Because the forest in which it was situated was beautiful, people occasionally came to visit the monastery, to picnic or to wander along old paths, most of which lead to the dilapidated chapel. They sensed the aura of extraordinary respect that surrounded the five old monks, permeating the atmosphere. They began to come more frequently, bringing their friends, and their friends brought friends. Some of the younger men who came to visit began to engage in conversation with the monks. After a while, one asked if he might join. Then another, and another. Within a few years, the monastery became once again a thriving order, and – thanks to the Rabbi’s gift – a vibrant, authentic community of light and love for the whole realm.
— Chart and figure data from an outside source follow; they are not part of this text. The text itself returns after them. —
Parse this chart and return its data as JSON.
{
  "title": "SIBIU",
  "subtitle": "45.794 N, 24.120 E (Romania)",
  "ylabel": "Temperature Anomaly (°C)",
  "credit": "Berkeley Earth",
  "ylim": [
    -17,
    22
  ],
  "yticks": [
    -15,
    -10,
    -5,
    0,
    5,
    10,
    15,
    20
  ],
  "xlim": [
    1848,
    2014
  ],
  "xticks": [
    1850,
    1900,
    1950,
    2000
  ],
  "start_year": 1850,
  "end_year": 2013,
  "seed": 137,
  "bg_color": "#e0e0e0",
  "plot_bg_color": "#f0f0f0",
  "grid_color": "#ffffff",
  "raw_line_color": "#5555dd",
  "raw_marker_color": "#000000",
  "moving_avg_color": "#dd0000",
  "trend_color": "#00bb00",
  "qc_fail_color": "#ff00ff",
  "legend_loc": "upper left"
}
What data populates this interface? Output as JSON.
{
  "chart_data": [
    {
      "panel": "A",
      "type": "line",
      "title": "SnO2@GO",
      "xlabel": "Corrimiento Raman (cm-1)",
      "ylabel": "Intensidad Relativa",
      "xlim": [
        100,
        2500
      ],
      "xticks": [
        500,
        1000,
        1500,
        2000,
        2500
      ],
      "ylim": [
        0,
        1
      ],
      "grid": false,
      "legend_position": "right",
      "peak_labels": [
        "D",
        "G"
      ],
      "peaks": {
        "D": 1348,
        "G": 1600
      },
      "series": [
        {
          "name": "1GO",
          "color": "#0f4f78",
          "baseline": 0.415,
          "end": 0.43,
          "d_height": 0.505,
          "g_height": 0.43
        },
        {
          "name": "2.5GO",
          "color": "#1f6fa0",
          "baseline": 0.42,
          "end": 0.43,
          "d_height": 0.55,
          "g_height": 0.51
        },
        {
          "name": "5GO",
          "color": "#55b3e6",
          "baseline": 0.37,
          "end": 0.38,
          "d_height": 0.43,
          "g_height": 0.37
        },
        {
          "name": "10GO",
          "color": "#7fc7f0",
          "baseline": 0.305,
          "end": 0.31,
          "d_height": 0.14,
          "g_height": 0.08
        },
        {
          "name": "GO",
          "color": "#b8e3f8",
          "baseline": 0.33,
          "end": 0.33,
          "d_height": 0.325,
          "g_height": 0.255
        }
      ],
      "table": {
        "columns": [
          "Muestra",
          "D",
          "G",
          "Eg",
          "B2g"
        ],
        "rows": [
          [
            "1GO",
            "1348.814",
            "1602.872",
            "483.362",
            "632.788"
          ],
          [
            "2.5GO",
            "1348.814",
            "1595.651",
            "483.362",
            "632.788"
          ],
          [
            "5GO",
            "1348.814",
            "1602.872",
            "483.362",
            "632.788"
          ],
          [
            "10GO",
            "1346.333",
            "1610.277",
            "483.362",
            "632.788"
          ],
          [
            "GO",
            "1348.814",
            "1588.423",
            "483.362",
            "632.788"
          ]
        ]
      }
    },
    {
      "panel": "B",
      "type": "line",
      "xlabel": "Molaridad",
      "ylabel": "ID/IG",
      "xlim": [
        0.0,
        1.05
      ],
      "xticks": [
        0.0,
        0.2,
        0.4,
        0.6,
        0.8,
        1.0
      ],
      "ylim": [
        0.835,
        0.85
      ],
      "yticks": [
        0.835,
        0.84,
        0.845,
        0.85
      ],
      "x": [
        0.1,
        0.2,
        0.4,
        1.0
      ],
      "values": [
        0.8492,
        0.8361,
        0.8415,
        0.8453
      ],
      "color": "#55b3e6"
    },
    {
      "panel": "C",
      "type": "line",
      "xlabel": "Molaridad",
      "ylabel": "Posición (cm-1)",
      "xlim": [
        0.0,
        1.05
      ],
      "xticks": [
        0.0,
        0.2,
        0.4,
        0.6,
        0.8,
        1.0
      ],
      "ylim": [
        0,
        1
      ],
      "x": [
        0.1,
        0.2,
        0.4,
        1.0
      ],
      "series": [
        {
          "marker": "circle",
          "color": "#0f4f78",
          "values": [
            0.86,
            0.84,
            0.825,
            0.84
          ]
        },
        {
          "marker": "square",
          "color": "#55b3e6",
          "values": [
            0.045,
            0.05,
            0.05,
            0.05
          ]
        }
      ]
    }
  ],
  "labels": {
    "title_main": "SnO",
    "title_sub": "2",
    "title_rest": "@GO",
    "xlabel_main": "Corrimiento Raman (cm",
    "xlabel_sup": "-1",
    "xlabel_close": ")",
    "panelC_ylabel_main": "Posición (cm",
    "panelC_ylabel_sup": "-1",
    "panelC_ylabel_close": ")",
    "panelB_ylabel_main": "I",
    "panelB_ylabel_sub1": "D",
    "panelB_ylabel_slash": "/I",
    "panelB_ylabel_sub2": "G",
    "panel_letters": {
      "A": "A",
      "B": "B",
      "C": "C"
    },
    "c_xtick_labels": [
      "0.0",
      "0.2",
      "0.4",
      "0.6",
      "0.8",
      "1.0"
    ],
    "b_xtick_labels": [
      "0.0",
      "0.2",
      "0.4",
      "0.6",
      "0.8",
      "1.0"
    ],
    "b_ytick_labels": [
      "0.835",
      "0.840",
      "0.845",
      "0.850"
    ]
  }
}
That 1st Peter’s hope, found in resurrection life, hope is found in new life in Jesus, who was raised to show us that death is not the end, that we need not be lost in despair. AND a community that lives in that lives in resurrection hope is a community that embodies hope to each other–lives resurrection. That is the point he is trying to make about wives submitting to their husbands–it isn’t about the act of submitting it is about living well and treating each other with respect. As if each person is the beloved child of God, made and god’s image, and vital to the community. Recognizing each other as siblings. Treating yourself as a blessing. And it isn’t just how we treat each other but how we treat all of creation. That the sun and the moon and each creature is are siblings and the beloved creation of God as well.
It is counter to this world, to embrace the diversity of creation, from those of us gathered here and each creature and plant, as beloved and family. To have hope in a world that generally offers fear. To offer hope of that inside each of us that there is something more, something beyond, something that is bringing life in times of darkness and death. Living in resurrection hope, that either way, any way, there is life, may cause folks to ask questions, not to create a reasoned argument but to tell the story of hope, new life, resurrection living found in Christ and in the community of believers that follow Christ’s way.
It means being honest with ourselves and vulnerable with each other. It’s recognizing when the house is on fire and knowing you need to ask for help. And here’s the thing about the church is being able to trust that someone will show up with a bucket And water. Or a lasagna or look after your kids for an afternoon or just sit on the porch and be there. Looking out and caring for each other as one of the ways that we should reveal hope and new life in the world around us.
Resurrection living is kin-dom living. It is living in community with intention and respect. It is living in community in a way that each and every person is named and called sibling as well as beloved. It is recognizing in ourselves and in each other the resurrection life, And hope and caring for each other.
May that be the answer, may embody it for each other when one of us has lost the and can’t find the next step. May we embody it in the world, and tell the story of hope.